The Barbican Theatre, London

31st October – 3rd November

TR Warszawa and Teatr Narodowy

Director – Grzegorz Jarzyna

Cast – Sandra Korzeniak, Wolfgang Michael, Katarzyna Wanke, Jan Englert, Jan Frycz

Running Time – 110 mins

Language – Polish (English surtitles)

Nosferatu – Alastair Muir

“I never drink – wine” states a mysterious, pale stranger. The audience laughs whilst the guests at this dinner party continue quaffing their wine, we understand the joke but they don’t, the stranger is clearly the dark count himself, Nosferatu. Unfortunately, this tedious attempt at humour is one of the few high points of TR Warszawa and Teatr Narodowy’s ‘Nosferatu’. Written and directed by Grzegorz Jarzyna this production is based on elements of Bram Stoker’s classic novel Dracula and 1922 silent film ‘Nosferatu’ and spends a difficult 110 minutes trying to convey many mixed messages.

The tale is set in an unspecified location, some sort of grand and probably isolated house. The stage itself is a neatly designed art deco-esque hall which serves as multiple rooms as the furniture is stripped away and moved. There are large windows with billowing curtains, it’s all a little bit Goth.

At the centre of the narrative is Lucy (Sandra Korzeniak) a smouldering redhead who falls victim to the darkness and power of Nosferatu (Wolfgang Michael). Lucy spends the majority of the play either wandering round in a daze or in her underwear, the rationale for both is equally flimsy. To the lacklustre horror of her fiancé and acquaintances, she undergoes the transformation into a creature of the night. The rest of the plot remains confusingly underdeveloped as Jarzyna attempts to touch on too many areas.

The women of the piece are capable of nothing more than moaning, posing and insipid flirting. Wolfgang tries to arouse some excitement out of the women but their cries of masochistic pleasure fall painfully flat. Considering the current social hype around the sensual and mystical phenomenon of vampires, the presentation of sexuality was embarrassing and crass – in one scene Lucy ‘feeds’ from Nosferatu’s groin, although you can imagine what the staging alluded to.

The doctors, Seward (Jan Englert) and Van Helsing (Jan Frycz), attempt to understand Lucy’s death and her unusual condition becomes a vehicle for a philosophical discussion about life, science, death and the supernatural.
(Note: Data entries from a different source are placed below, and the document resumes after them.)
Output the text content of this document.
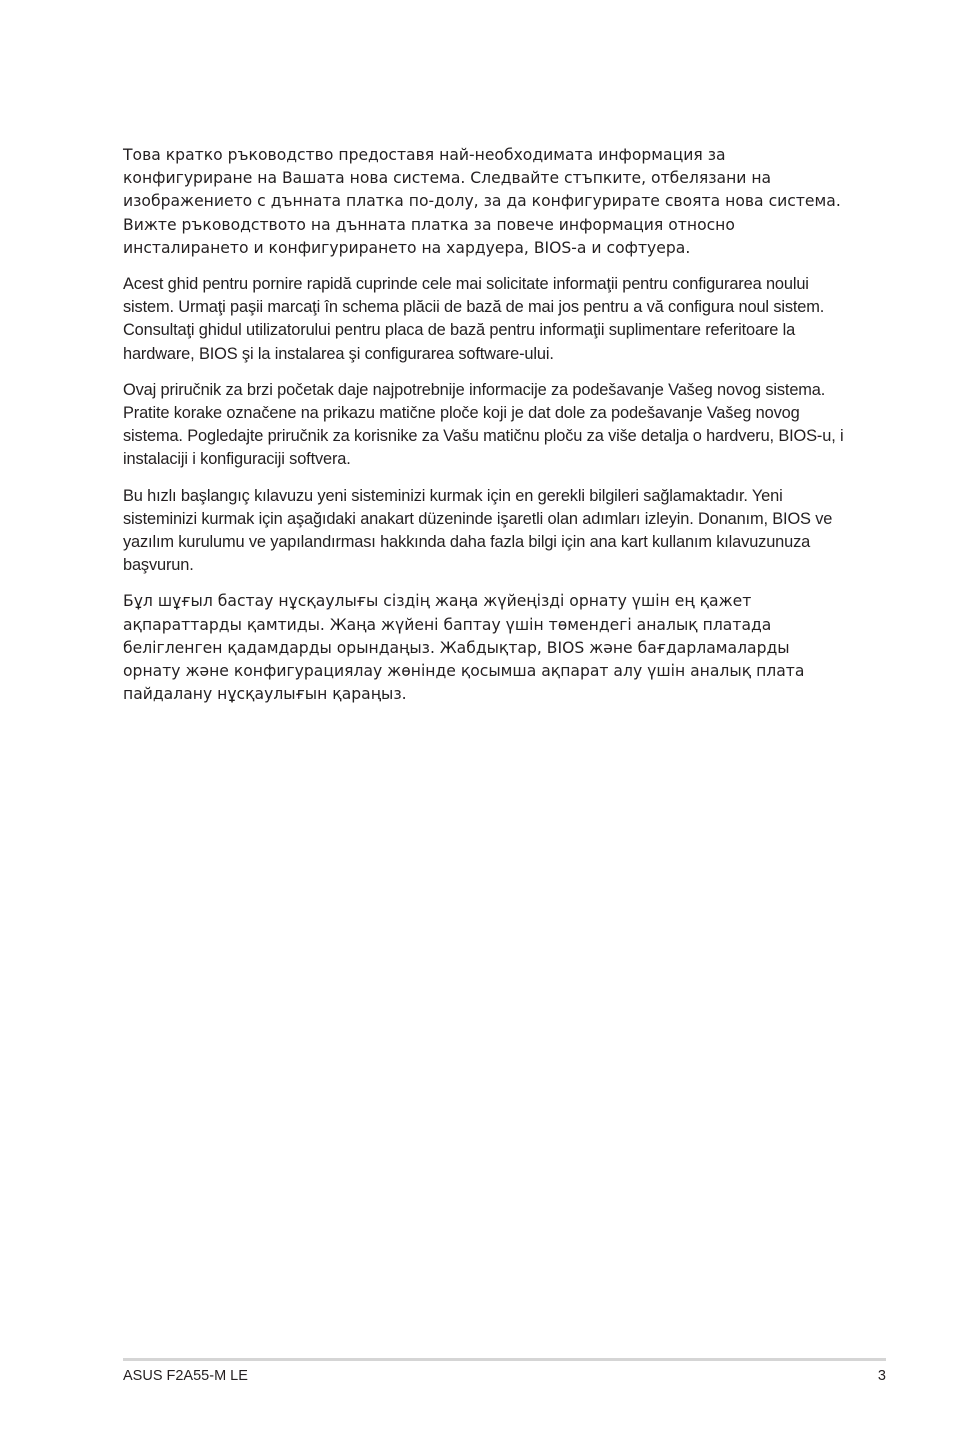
Това кратко ръководство предоставя най-необходимата информация за конфигуриране на Вашата нова система. Следвайте стъпките, отбелязани на изображението с дънната платка по-долу, за да конфигурирате своята нова система. Вижте ръководството на дънната платка за повече информация относно инсталирането и конфигурирането на хардуера, BIOS-а и софтуера.

Acest ghid pentru pornire rapidă cuprinde cele mai solicitate informaţii pentru configurarea noului sistem. Urmaţi paşii marcaţi în schema plăcii de bază de mai jos pentru a vă configura noul sistem. Consultaţi ghidul utilizatorului pentru placa de bază pentru informaţii suplimentare referitoare la hardware, BIOS şi la instalarea şi configurarea software-ului.

Ovaj priručnik za brzi početak daje najpotrebnije informacije za podešavanje Vašeg novog sistema. Pratite korake označene na prikazu matične ploče koji je dat dole za podešavanje Vašeg novog sistema. Pogledajte priručnik za korisnike za Vašu matičnu ploču za više detalja o hardveru, BIOS-u, i instalaciji i konfiguraciji softvera.

Bu hızlı başlangıç kılavuzu yeni sisteminizi kurmak için en gerekli bilgileri sağlamaktadır. Yeni sisteminizi kurmak için aşağıdaki anakart düzeninde işaretli olan adımları izleyin. Donanım, BIOS ve yazılım kurulumu ve yapılandırması hakkında daha fazla bilgi için ana kart kullanım kılavuzunuza başvurun.

Бұл шұғыл бастау нұсқаулығы сіздің жаңа жүйеңізді орнату үшін ең қажет ақпараттарды қамтиды. Жаңа жүйені баптау үшін төмендегі аналық платада белігленген қадамдарды орындаңыз. Жабдықтар, BIOS және бағдарламаларды орнату және конфигурациялау жөнінде қосымша ақпарат алу үшін аналық плата пайдалану нұсқаулығын қараңыз.

ASUS F2A55-M LE	3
This is one of the weakest parts of the script as neither has a strong or eloquent enough argument, or is able to develop it in any convincing manner. Not to mention the piece is performed in Polish and the English surtitles are a terribly inadequate translation.

Jarzyna’s attempts to capture the filmic qualities of ‘Nosferatu’ (1922) and ‘Dracula’ (1931) are similarly underdeveloped. John Zorn’s epic soundtrack sets the emotional tone for many scenes, making up for the lack of engaging acting, and keeps the audience entertained during the dreary scene changes. The use of extremely precise microphones upon the performers replicated the detail of sound only heard in film, which was surprisingly inviting. However, no matter how much dry ice and moody lighting Jacqueline Sobiszewski’s design provided there was a distinct lack of atmosphere within this dirge.

‘Nosferatu’ struggles on, never quite gaining the strength to breathe life into this well worn story. Jarzyna’s indulgence as director and writer has allowed him to run wild with the richness of too many ideas, leaving an empty, almost unfinished piece. One can’t help but feel that he should have reined things in and focused his vision more specifically. He could have come up with something a little more worthwhile to convince you to part with your cash. At £16 – £35 a ticket there are much better ways to get your vampire fix this winter.